Capítulo final: ¿Para qué?

No me paré a pensarlo antes. Y desde entonces la idea vuelve periódicamente a rondarme. 23 años no es demasiado joven, pero no había perdido a nadie en mi entorno previamente y no había analizado la idea de la muerte. Ahora tengo 77 y no puedo decir que me haya acostumbrado, pero no ha sido ni una ni dos. Las cosas se llevan de otra manera. El dolor sigue estando, pero la tranquilidad también.

Y pronto seré yo, no digo yo que sea ya, pero próxima está. No puedo evitar mirar a mis hijos y pensar si cuando me vaya ellos tendrán la misma sensación que tuve yo la primera vez. Y es que no fue la reacción que yo esperaba, precisamente. En aquel entonces creo que tenía ciertas creencias religiosas, y lo primero que me vino a la cabeza fue ¿para qué?.

Somos seres racionales, desde pequeños empezamos preguntándonos ¿por qué?, seguimos con el ¿para qué? Y acabamos con el ¿hasta cuándo?. Porqué estamos aquí, con qué finalidad y cuánto tiempo nos queda. Eternas dudas existenciales del ser humano, entre otras. Pues bien, yo el porqué lo tenía en duda, sin prisa, pero el para qué fue lo que me jodió, hablando mal y pronto.

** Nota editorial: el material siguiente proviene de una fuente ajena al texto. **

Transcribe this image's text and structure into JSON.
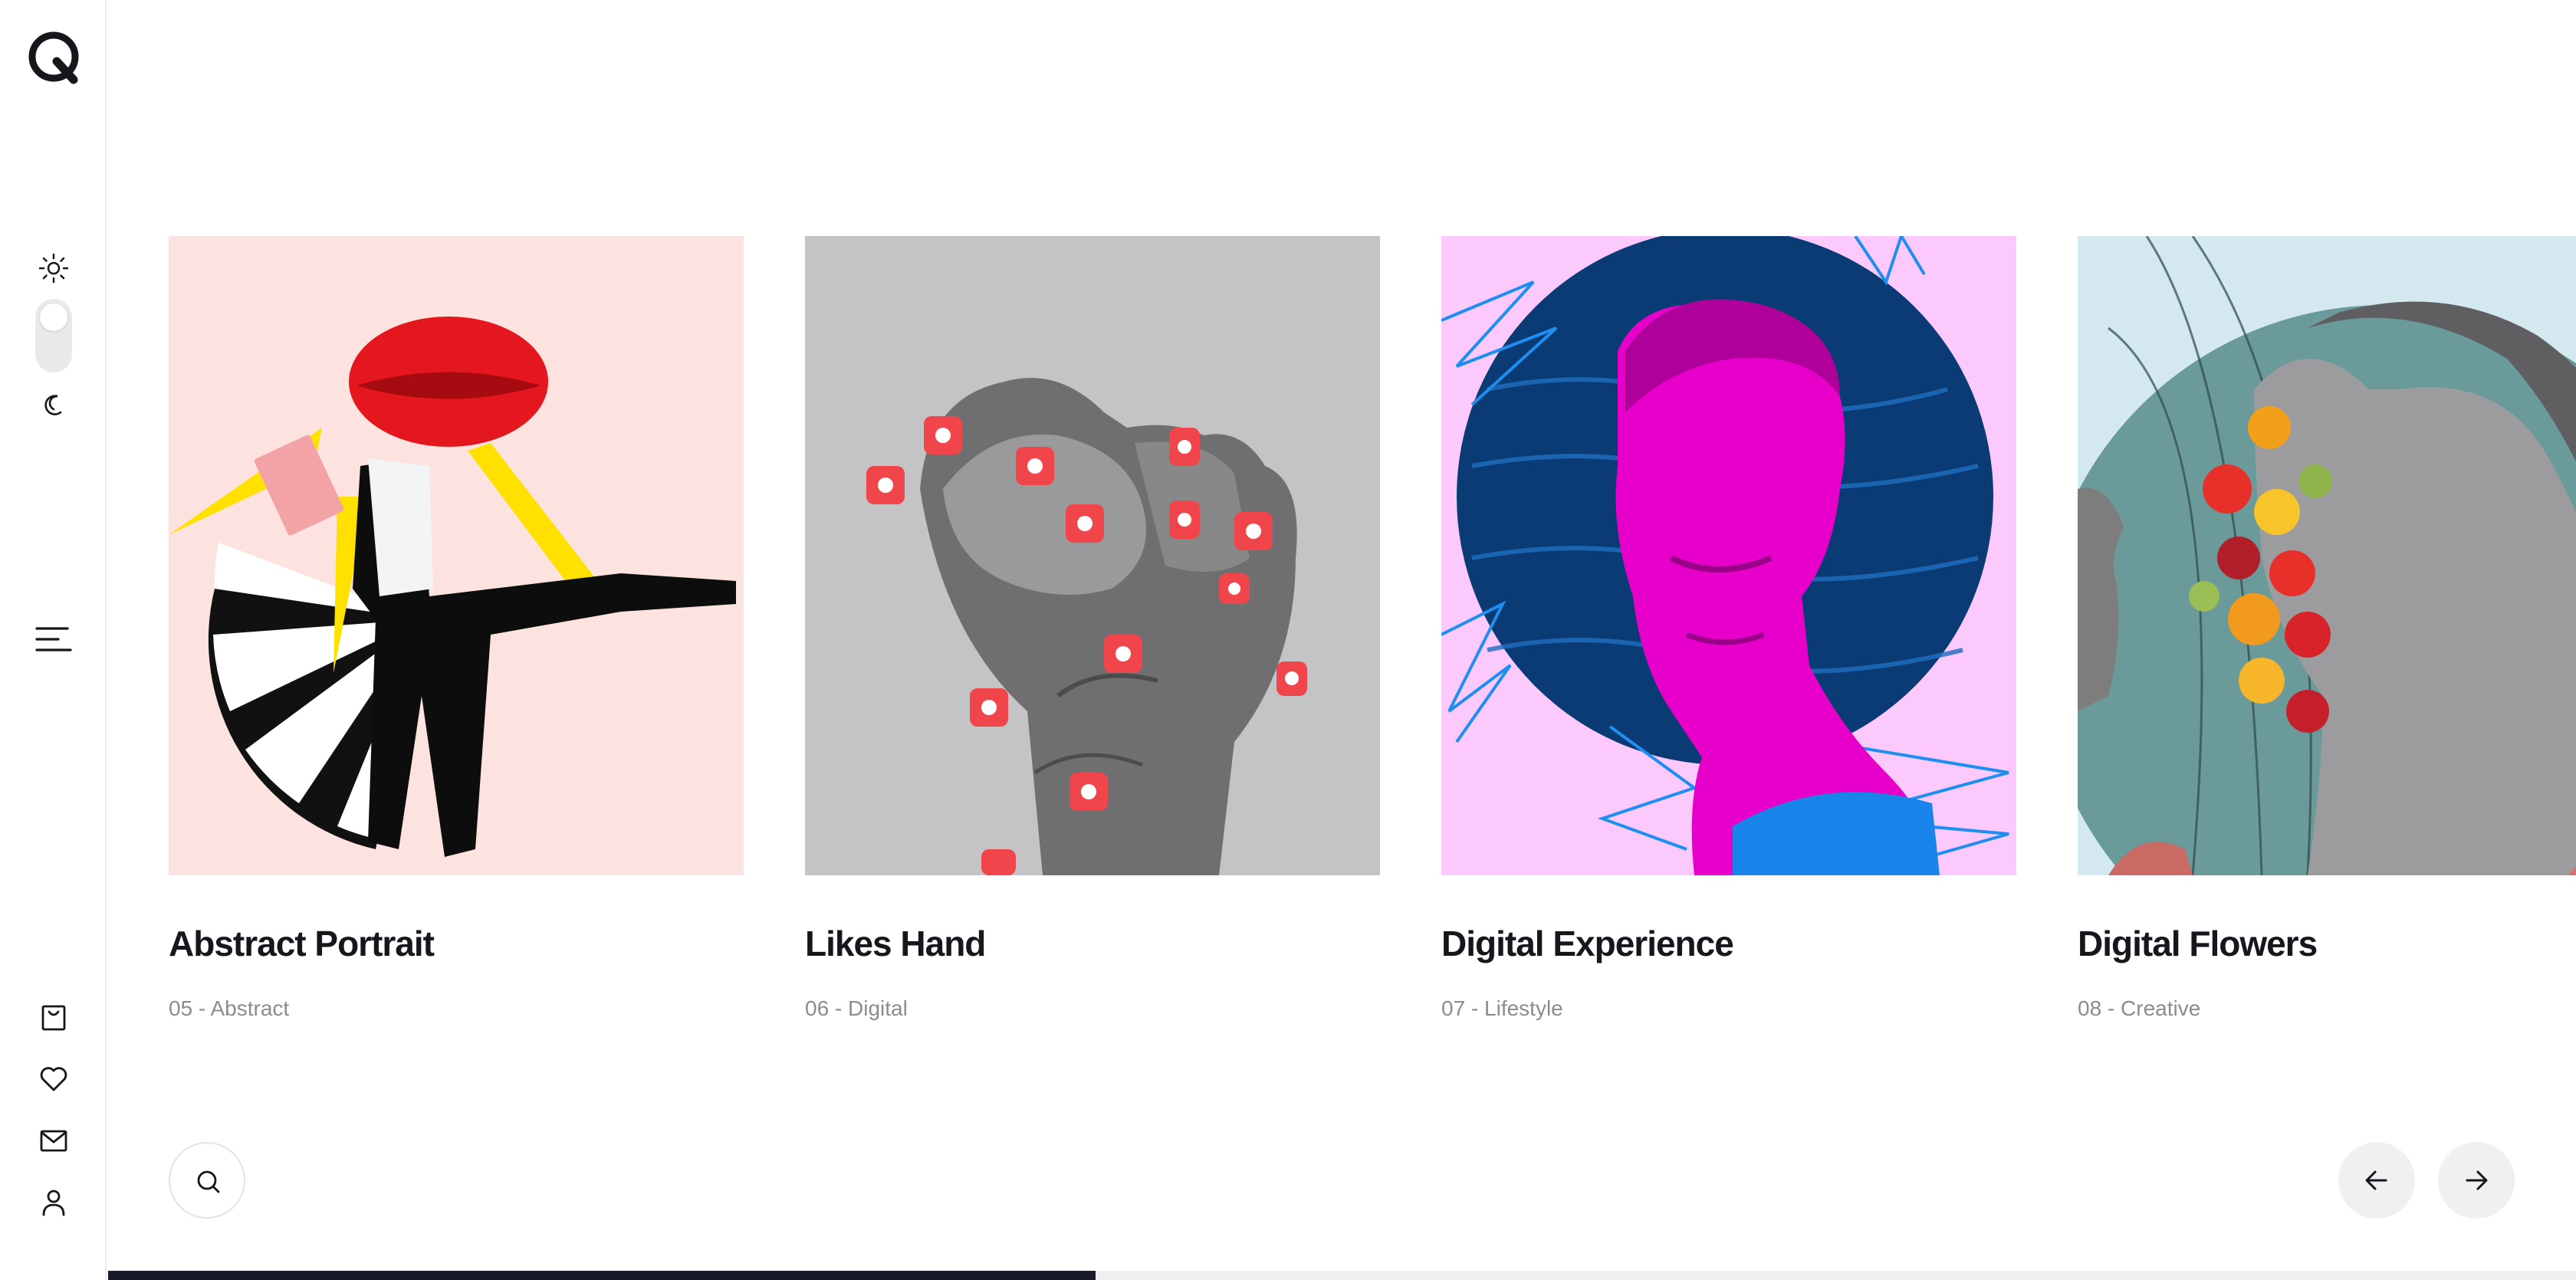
{
  "brand": {
    "logo_icon": "q-logo-icon"
  },
  "sidebar": {
    "theme": {
      "light_icon": "sun-icon",
      "dark_icon": "moon-icon",
      "mode": "light"
    },
    "menu_icon": "menu-icon",
    "bottom_icons": [
      "bag-icon",
      "heart-icon",
      "mail-icon",
      "user-icon"
    ]
  },
  "gallery": {
    "items": [
      {
        "title": "Abstract Portrait",
        "meta": "05 - Abstract",
        "background": "#fde3e0",
        "art": "abstract-portrait-image"
      },
      {
        "title": "Likes Hand",
        "meta": "06 - Digital",
        "background": "#c4c4c6",
        "art": "likes-hand-image"
      },
      {
        "title": "Digital Experience",
        "meta": "07 - Lifestyle",
        "background": "#fbc9fb",
        "art": "digital-experience-image"
      },
      {
        "title": "Digital Flowers",
        "meta": "08 - Creative",
        "background": "#d3e8ef",
        "art": "digital-flowers-image"
      }
    ]
  },
  "controls": {
    "search_icon": "search-icon",
    "prev_icon": "arrow-left-icon",
    "next_icon": "arrow-right-icon"
  },
  "progress": {
    "value": 0.4
  },
  "colors": {
    "text": "#15171c",
    "muted": "#8a8c92",
    "progress": "#181a2a",
    "button_bg": "#f0f0f1"
  }
}
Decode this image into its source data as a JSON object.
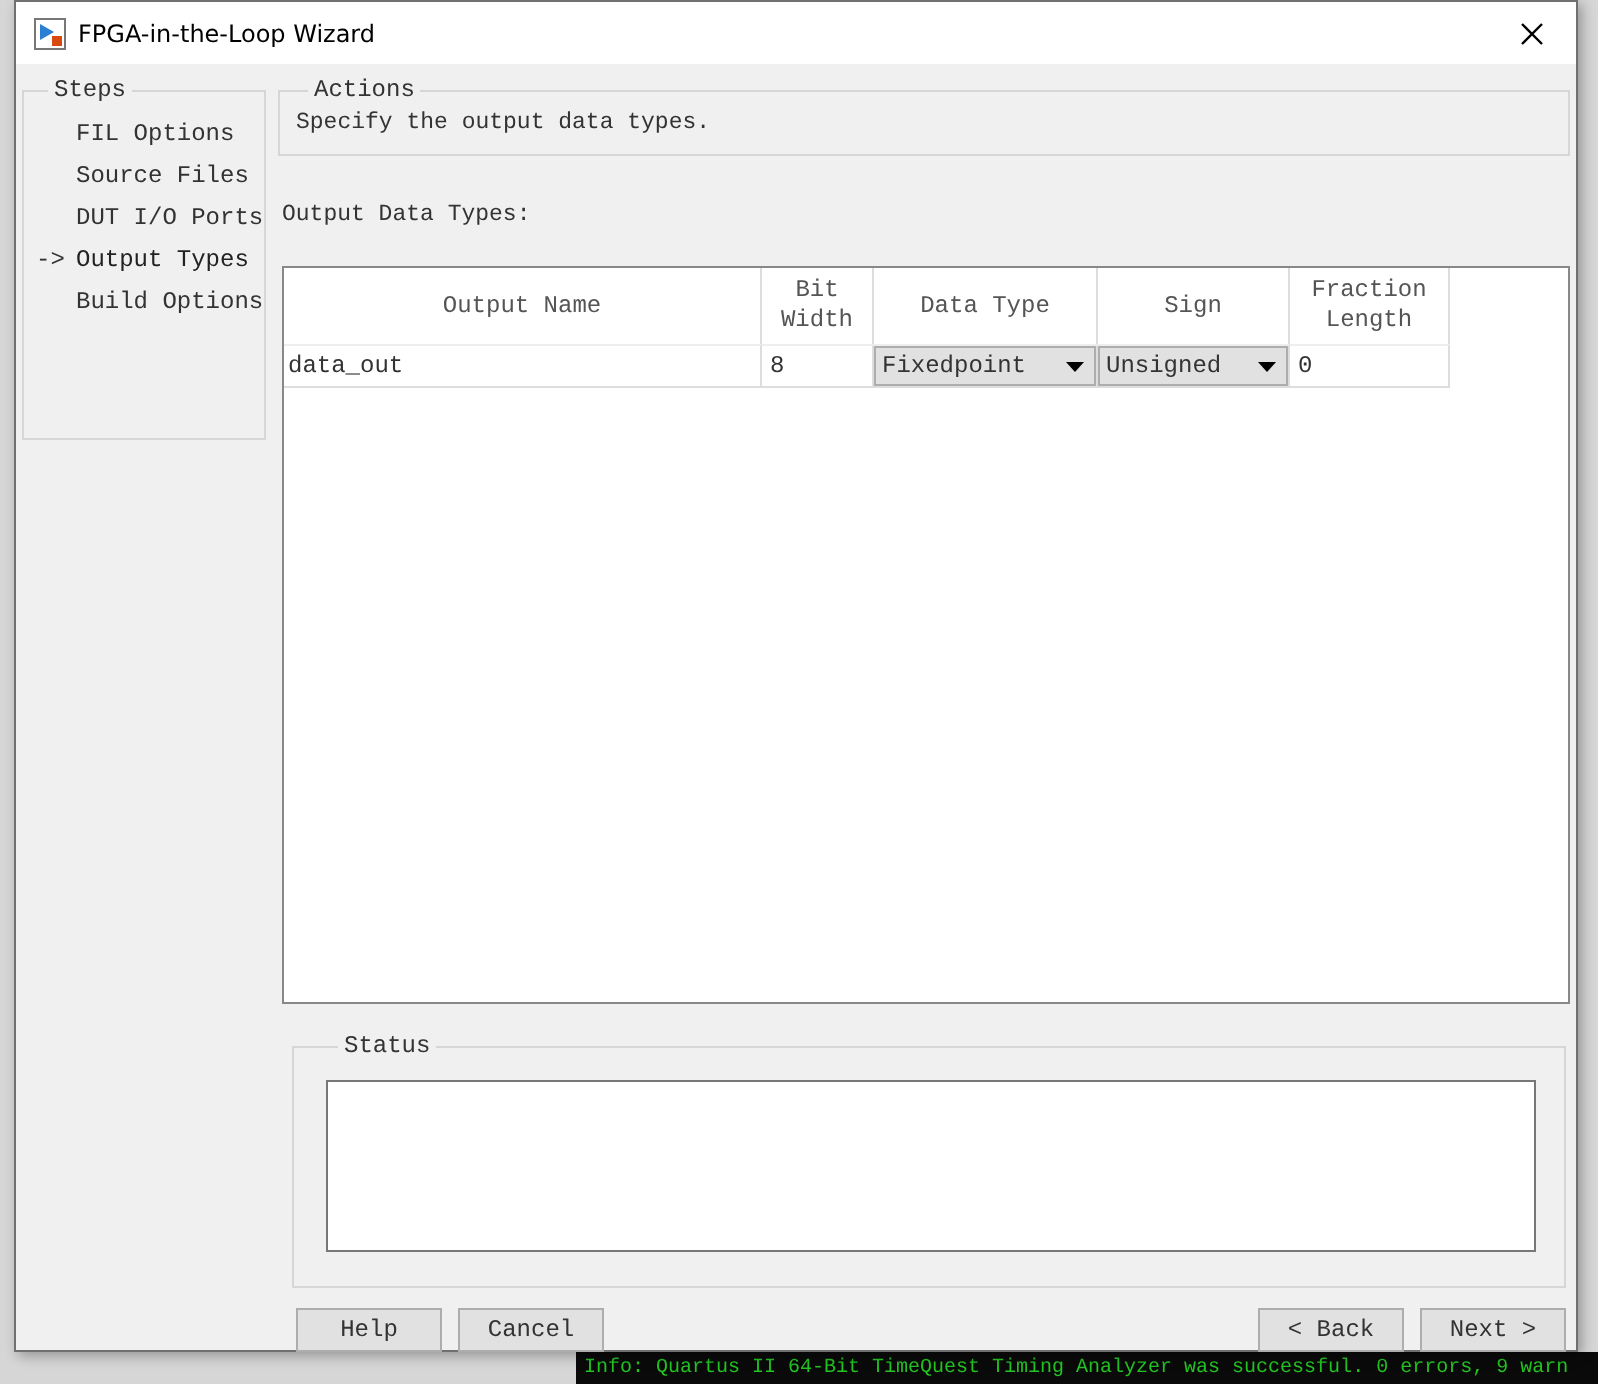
{
  "window": {
    "title": "FPGA-in-the-Loop Wizard"
  },
  "steps": {
    "title": "Steps",
    "current_marker": "->",
    "items": [
      {
        "label": "FIL Options",
        "selected": false
      },
      {
        "label": "Source Files",
        "selected": false
      },
      {
        "label": "DUT I/O Ports",
        "selected": false
      },
      {
        "label": "Output Types",
        "selected": true
      },
      {
        "label": "Build Options",
        "selected": false
      }
    ]
  },
  "actions": {
    "title": "Actions",
    "text": "Specify the output data types."
  },
  "section_label": "Output Data Types:",
  "table": {
    "columns": [
      {
        "label": "Output Name",
        "kind": "text"
      },
      {
        "label": "Bit\nWidth",
        "kind": "text"
      },
      {
        "label": "Data Type",
        "kind": "dropdown"
      },
      {
        "label": "Sign",
        "kind": "dropdown"
      },
      {
        "label": "Fraction\nLength",
        "kind": "text"
      }
    ],
    "rows": [
      [
        "data_out",
        "8",
        "Fixedpoint",
        "Unsigned",
        "0"
      ]
    ]
  },
  "status": {
    "title": "Status"
  },
  "buttons": {
    "left": [
      "Help",
      "Cancel"
    ],
    "right": [
      "< Back",
      "Next >"
    ]
  },
  "console": {
    "line": "Info: Quartus II 64-Bit TimeQuest Timing Analyzer was successful. 0 errors, 9 warn"
  }
}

Ese día lo tuve claro. Hemos venido aquí para sufrir viendo morir progresivamente a los que queremos. ¿Acaso los momentos buenos compensan ese dolor? Me dije que no. Tener una gran familia, encontrar amigos incondicionales, crear vínculo con alguien especial…todo eso está muy bien, pero hay trampa. Toda esa felicidad podría transformarse en el doble de tristeza. Siento ponerme tan dramático, pero es que es así. Al menos eso viví yo tras la primera muerte. Era alguien muy cercano, compartíamos vida y mesa. Chorizo y pan. Crónicas Marcianas y Lucecita. A pesar de esos pequeños roces tenia suaves la piel y el alma, y la mirada más tierna que la de un niño.

Como os decía, ahora tengo 77 y he vivido una vida, desde mi perspectiva, apasionante. He querido, he viajado, he llorado, he ganado y he perdido. ¿Cómputo global? Incalculable. Depende del día, incluso de la hora.

Mi primer hijo, Teo, llegó como un torrente de emociones y se fue con 17 años, tras una celosa leucemia. Lía llegó dos años después de Teo, y no me borro de la cabeza el beso en la frente de una adolescente despidiéndose de su hermano. Demasiado pronto le llegó a ella la respuesta al para qué. Mis padres fallecieron, como antes se decía, de mayores, a los 89 y 87 años. Pensé que a esas alturas habría cierto grado de anestesia, pero no. Años antes de su fallecimiento ya me imaginaba el momento y lloraba de pena, de nostalgia de la vida y los nietos que dejaban, y de miedo, de una forma algo egoísta. O no, no lo sé. Ahora que se va acercando mi momento vuelvo a tener miedo de los que dejo. Porque sé como se van a sentir, las preguntas que se van a hacer, el cambio que van a experimentar, los años que les esperan. El duelo íntimo y personal de cada una de las relaciones que nos abandonan. Y me pregunto si yo también he venido a este mundo para hacer sufrir a mis seres queridos cuando me vaya. ¿Merece la pena crear familias, crear amistades, amar de forma incondicional? ¿De qué sirve madurar como persona si los dolores no se maduran? Con 77 años me sigue doliendo la muerte. Como me dolió la de mi hijo, la de mis padres, la de mi hermano Hugo. Como me duele la mía propia, de forma anticipada. Bofetada tras bofetada. Luchamos por evitar el sufrimiento de nuestros hijos, sin embargo este lo provocamos, siendo instrumentos ejecutores, en cierta forma. ¿Es la pescadilla que se muerde la cola?

Perdonamos, cerramos ciclos, guardamos recuerdos e intentamos no pensar demasiado, por nuestra salud mental. Y no se puede culpar a nadie esto.

Me gustaría daros un mensaje de aliento y atenuaros la angustia. Pero aquí se acaba. Niñez, adolescencia, madurez y senectud.